I'm just wondering whether semolina flour is the same thing as semolina? I ask because, coincidentally ,when out shopping this morning I bought a box of Semolina!
Your loaf looks as good as all the others you make, if not better, it looks light in texture and Jim's photography is great, as usual. Jeannette

breadbasketcase said...

Melinda,
I don't know why I haven't used it, honestly. Maybe I was a little scared to touch it. I love adding a little sourdough to bread--I think I like the sourdough/yeast combo better than all sourdough, which is sometimes too sour for my taste.

ECL,
Well, I've always wanted to be the preeminent authority on something, and semolina bread seems as good as anything.

Jeannette,
I actually use durum flour in anything that calls for "semolina" flour because I think that semolina is too coarse.

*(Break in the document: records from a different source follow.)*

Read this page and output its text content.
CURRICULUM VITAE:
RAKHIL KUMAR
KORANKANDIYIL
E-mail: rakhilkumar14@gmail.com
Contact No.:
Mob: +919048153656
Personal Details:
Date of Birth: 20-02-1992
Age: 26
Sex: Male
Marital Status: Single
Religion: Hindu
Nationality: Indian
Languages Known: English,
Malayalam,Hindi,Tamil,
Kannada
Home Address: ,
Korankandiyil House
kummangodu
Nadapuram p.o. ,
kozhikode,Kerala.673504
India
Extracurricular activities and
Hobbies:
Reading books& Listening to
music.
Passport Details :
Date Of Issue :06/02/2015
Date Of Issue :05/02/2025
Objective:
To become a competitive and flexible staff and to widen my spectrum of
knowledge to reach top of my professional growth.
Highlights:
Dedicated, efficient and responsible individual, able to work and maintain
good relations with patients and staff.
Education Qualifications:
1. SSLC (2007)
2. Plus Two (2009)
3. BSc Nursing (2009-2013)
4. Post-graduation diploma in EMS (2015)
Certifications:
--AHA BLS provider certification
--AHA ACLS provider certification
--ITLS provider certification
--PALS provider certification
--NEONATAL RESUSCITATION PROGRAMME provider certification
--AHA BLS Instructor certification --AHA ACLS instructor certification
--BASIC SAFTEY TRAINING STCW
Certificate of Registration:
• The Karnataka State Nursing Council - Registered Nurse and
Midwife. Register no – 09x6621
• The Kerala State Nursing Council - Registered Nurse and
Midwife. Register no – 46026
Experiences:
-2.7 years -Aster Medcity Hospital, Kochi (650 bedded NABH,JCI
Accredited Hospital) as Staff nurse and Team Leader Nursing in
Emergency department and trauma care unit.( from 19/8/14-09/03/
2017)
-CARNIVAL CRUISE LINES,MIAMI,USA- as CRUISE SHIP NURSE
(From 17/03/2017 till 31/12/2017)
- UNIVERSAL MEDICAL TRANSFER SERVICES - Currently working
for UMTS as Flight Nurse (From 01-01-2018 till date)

So maybe I should call it gussied-up durum flour bread. Doesn't have the same ring, does it?

Chavi said...
This comment has been removed by the author.
Chavi said...

Hi Marie,
I anxiously await your blog posts!
I recently have had some adventures with semolina flour and have been pleased, mostly, with the results. Try the Semolina Sandwich Loaf from Daniel Leader's Local Breads-- It can be found on the fresh loaf.
Keep it coming

Doughadear said...

Marie,
All your experience making bread has made you quite the savvy baker, adding a little bit of this and that to make it your own and improve upon. I just love how a little bit of sourdough along with yeast improves the taste. I am glad this loaf was a success for you, it really does look quite good.

breadbasketcase said...

Chavi,
Thanks for the tip! I love to find new recipes.

Oriana,
Maybe "savviness" is just the willingness to make a mistake. If you're going to make mistakes, it might as well be in a loaf of bread, because you know that the worst that will happen is that you'll have a loaf of not-so-great bread.